Start by seeing that the tension in the position is focused on c4: Black has two pieces attacking the bishop there; White has two pieces defending it. This means Black can’t win anything immediately with captures on that square, but if you stop there you're thinking about the position the wrong way. The important question when you have a chance to force a series of exchanges is how the board would look afterwards—what checks you then would have, and whether any of them would be (or could be made into) forks or other tactical devices.
Okay, so imagine liquidating the pieces trained on c4. Black plays BxB, and White replies RxB; Black plays RxR, and White replies RxR. The two sides have traded bishops and rooks. More importantly, one of the rooks in White’s battery is off the board and the other ends up on c4, leaving White’s back rank weak (bereft of defenders). The natural thought for Black, then, is to drop one of his own rooks there with check: Rd1+. This forces White’s king to f2—on the same file as the b2 bishop, which would have been left loose by the exchanges that started the sequence. The rook fork Rd2+ then wins the bishop next move.

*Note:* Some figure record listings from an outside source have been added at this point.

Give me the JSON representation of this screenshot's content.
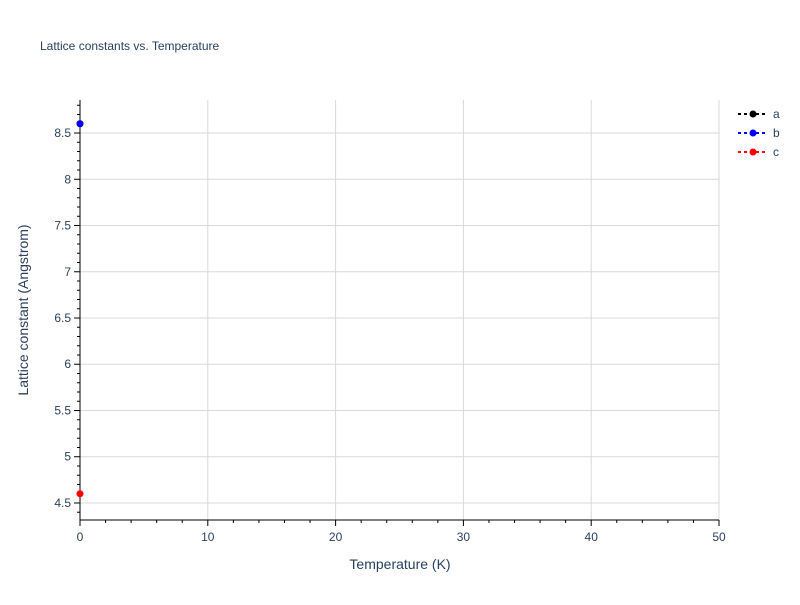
{
  "chart_data": {
    "type": "line",
    "title": "Lattice constants vs. Temperature",
    "xlabel": "Temperature (K)",
    "ylabel": "Lattice constant (Angstrom)",
    "xlim": [
      0,
      50
    ],
    "ylim": [
      4.316,
      8.857
    ],
    "xticks": [
      0,
      10,
      20,
      30,
      40,
      50
    ],
    "yticks": [
      4.5,
      5,
      5.5,
      6,
      6.5,
      7,
      7.5,
      8,
      8.5
    ],
    "xtick_labels": [
      "0",
      "10",
      "20",
      "30",
      "40",
      "50"
    ],
    "ytick_labels": [
      "4.5",
      "5",
      "5.5",
      "6",
      "6.5",
      "7",
      "7.5",
      "8",
      "8.5"
    ],
    "grid": true,
    "legend_position": "top-right",
    "series": [
      {
        "name": "a",
        "color": "#000000",
        "x": [
          0
        ],
        "y": [
          8.6
        ]
      },
      {
        "name": "b",
        "color": "#0000ff",
        "x": [
          0
        ],
        "y": [
          8.6
        ]
      },
      {
        "name": "c",
        "color": "#ff0000",
        "x": [
          0
        ],
        "y": [
          4.6
        ]
      }
    ]
  }
}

The prospect of a rook fork is nowhere in sight at the outset of this position. You would see it only by patiently imagining the exhaustion of exchanges on c4, then your next check, then the resulting pattern with the king and loose bishop on the same line. If the latter position were set in front of you its solution would be clear. It is worth studying this position until its solution is equally clear because you are able to visualize the consequences of those initial moves. Notice that it involves several of our major themes in constructing forks: creating a loose target, loosening the forking square, and moving the enemy king onto a square where it can be forked.